Whether intentional or not, Heavy In The Day is a very ‘big’ sounding record. Production is crystal clear, especially on the singles. More Than Know’s inching bass beckons you through the forest of chugging guitars and skittery drums into the clearing of a pogo-worthy chorus, really illustrating a progression and a growing awareness for song structure. On a decent set of headphones, it would sound amazing. Ready Yet? undergoes similar treatment, it’s ‘I'm only trusting me this time’ refrain sizzling with the independence they have maintained since their self-released debut, Thankyou. It allows Mike Sparks and Luke Prebble to shine as singers, building up to their latest single Saviour, where Sparks really seems to let himself rein loose.
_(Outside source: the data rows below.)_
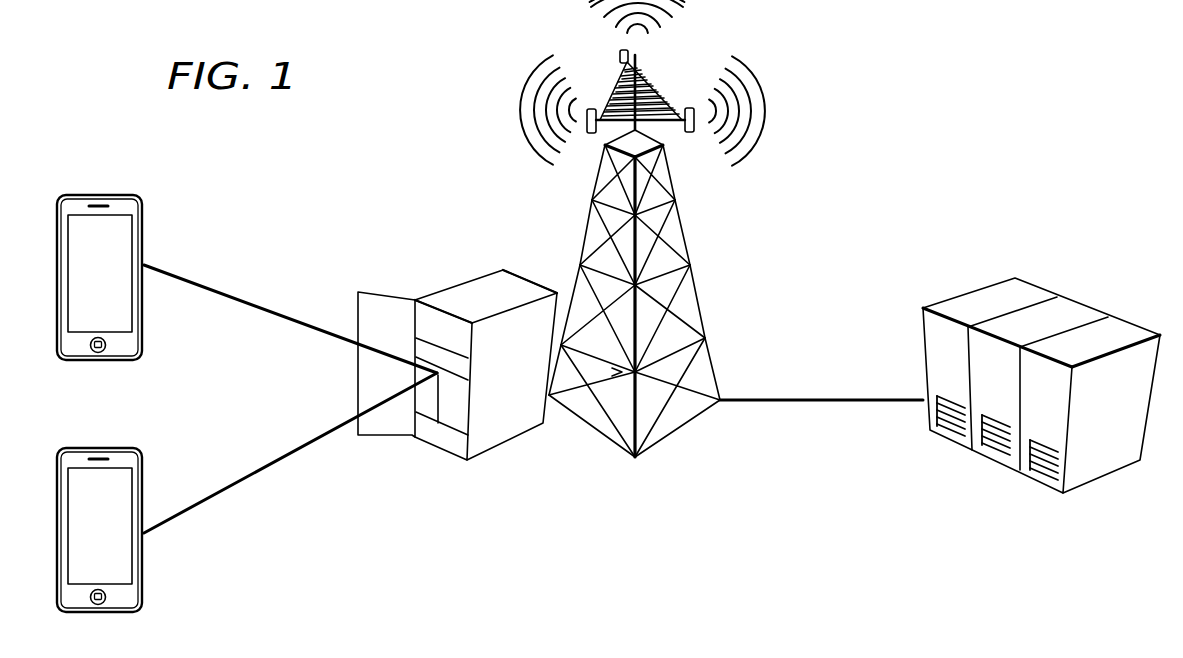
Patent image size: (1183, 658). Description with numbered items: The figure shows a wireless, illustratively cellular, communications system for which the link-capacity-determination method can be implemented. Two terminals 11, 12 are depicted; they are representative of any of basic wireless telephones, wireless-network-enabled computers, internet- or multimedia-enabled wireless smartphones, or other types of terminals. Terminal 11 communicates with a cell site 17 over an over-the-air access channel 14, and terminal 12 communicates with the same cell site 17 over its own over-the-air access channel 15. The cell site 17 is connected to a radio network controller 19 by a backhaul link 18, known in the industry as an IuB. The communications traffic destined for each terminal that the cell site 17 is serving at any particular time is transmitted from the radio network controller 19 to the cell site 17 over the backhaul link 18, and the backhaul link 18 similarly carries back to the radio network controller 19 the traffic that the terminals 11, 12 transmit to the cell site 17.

The terminal 11 is at (100, 192).
The terminal 12 is at (101, 446).
The access channel 14 is at (293, 314).
The access channel 15 is at (306, 485).
The cell site 17 is at (635, 458).
The backhaul link 18 is at (845, 398).
The radio network controller 19 is at (1050, 296).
When the rock dies down, there is still plenty of joy to be had. Wrapped In Rainbows witchy intro and pacey verses seem to sit a little oddly with the somewhat sparse choruses at first, but after a few listens the button marked ‘anthem’ is still firmly pressed down, knuckles glowing white. I’m a sucker for a sappy pop punk ballad, and She’s A Flame satisfies that need, demonstrating their more sensitive side nicely , like Keane or even, dare I say it, Robbie Williams at the peak of his powers. You weren’t expecting that, were you?
By the time we reach closer Seen It All, the calm after the storm is a welcome moment. It starts dreamily, sounding disconcertingly familiar, but by the time it hits the glorious halfway mark, you know that it is destined to be the last song in their set before their encore for a long time. And you know what encores mean? Longer sets, bigger venues and headline bookings. And quite frankly, it’s no less that what they deserve.
Already a very accomplished and well oiled live band, this selection of extra great songs will pad out their catalogue nicely, allowing them to ambush any strand of rock in the future, whether it be the theatrical pop rock of Panic at The Disco and Fun., the indie guitar of Kings of Leon or indeed their own direction entirely. Is it this three dimensionality that will make Heavy In The Day stand head and shoulders above it’s competitors, and what makes it such a startling listen.